I need to get content length in order to tell my app where the buffer ends. The problem is that httpwebresponse.ContentLength returns -1 even though Content-Length header is presented in response.
Then I though I'm going to read the actual header to find out the length. The Content-Length returned by the page I'm testing on is 1646. An HTTP sniffer claims that I received 1900 bytes, so I assume the difference are the header length. Then I copied the whole body from response and pasted it into online strlen site and the body size is actually 1850!!

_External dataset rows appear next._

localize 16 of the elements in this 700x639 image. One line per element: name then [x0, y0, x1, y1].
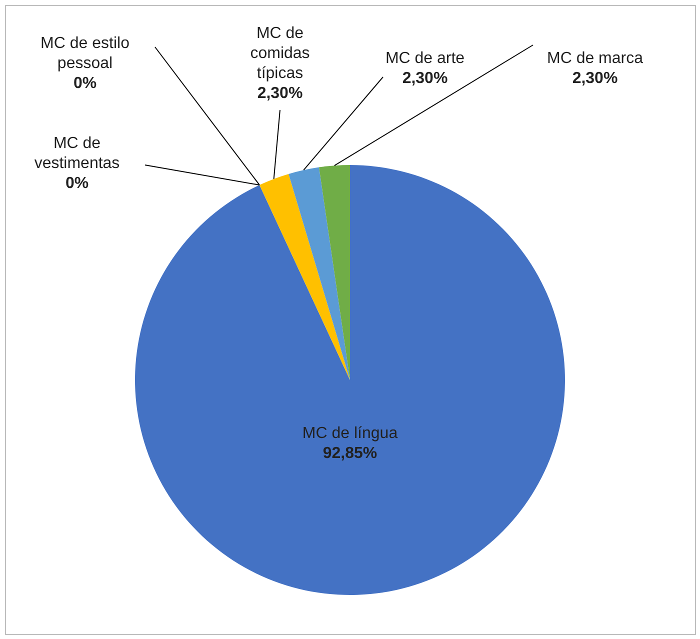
data-label: 2,30% — [257, 85, 303, 102]
category-label: MC de vestimentas — [34, 135, 120, 172]
slice-label: MC de marca — [546, 50, 644, 67]
pie-slice — [135, 165, 565, 595]
slice-label: MC de arte — [385, 50, 465, 67]
text: 0% — [73, 75, 97, 92]
slice-label: MC de comidas típicas — [250, 25, 310, 82]
slice-label: MC de língua — [302, 425, 398, 442]
category-label: MC de estilo pessoal — [40, 35, 130, 72]
pie-slice — [288, 167, 350, 380]
pie-slice — [318, 165, 350, 380]
data-label: 92,85% — [322, 445, 378, 462]
pie-slice — [259, 174, 350, 380]
data-label: 2,30% — [402, 70, 448, 87]
data-label: 2,30% — [572, 70, 618, 87]
text: 0% — [65, 175, 89, 192]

How is this possible? Why does response return invalid content-length and why does httpwebrequest.ContentLength returns -1? How can I calculate the actual response length before receiving the response itself?

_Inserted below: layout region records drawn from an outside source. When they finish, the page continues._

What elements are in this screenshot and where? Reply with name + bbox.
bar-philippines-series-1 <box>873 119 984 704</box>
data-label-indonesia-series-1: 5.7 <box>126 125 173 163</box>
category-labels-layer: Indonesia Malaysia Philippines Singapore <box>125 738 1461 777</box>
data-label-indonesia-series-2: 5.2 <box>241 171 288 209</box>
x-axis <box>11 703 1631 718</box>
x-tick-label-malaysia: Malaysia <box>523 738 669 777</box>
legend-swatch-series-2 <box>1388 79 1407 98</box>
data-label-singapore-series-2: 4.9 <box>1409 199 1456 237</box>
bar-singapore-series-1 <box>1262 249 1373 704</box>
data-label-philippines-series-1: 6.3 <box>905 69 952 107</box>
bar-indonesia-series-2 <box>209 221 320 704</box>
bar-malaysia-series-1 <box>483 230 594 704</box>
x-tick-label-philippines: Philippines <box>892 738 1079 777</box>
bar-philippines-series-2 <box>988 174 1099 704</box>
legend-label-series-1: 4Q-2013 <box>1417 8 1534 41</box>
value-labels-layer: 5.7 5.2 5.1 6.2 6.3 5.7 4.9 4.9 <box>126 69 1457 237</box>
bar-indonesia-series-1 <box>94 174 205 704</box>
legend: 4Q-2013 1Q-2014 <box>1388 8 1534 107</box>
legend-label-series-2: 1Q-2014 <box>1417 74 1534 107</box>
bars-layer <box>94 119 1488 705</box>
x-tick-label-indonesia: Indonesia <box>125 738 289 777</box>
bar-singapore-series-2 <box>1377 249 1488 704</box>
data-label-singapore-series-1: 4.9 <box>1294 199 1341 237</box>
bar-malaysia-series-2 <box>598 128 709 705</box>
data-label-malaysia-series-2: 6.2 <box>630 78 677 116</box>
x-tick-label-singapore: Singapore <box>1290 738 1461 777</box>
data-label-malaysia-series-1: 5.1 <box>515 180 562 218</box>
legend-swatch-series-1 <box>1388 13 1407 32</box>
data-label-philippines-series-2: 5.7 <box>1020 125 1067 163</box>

EDIT: This is the code I'm using to get the response:
using (System.IO.Stream responseStream = hwresponse.GetResponseStream())
{
using (MemoryStream memoryStream = new MemoryStream())
{
int count = 0;
do
{
count = responseStream.Read(buffer, 0, buffer.Length);
TCP_R.SendBytes(buffer);
} while (count != 0);
}
}
byte[] PACKET_END_IDENTIFIER = { 0x8, 0x01, 0x8, 0x1, 0x8 };
TCP_R.SendBytes(PACKET_END_IDENTIFIER);
TCP_R.Close();
I have a proxy server application that takes a request, sends it to another application (my client) client executes the request and using TCP_R class returns the result. When server gets response from client, it returns response back to browser.
Each time I do a request, I get all the data + extra garbage, here's an example:
<tag1><tag2><tag3> ag3>
ag3> is the garbage data, it's like the ending of buffer is cut off and added again. It apprears that the client responds with a valid response, the garbage data is added onDataRecieve event.. any tips? thanks!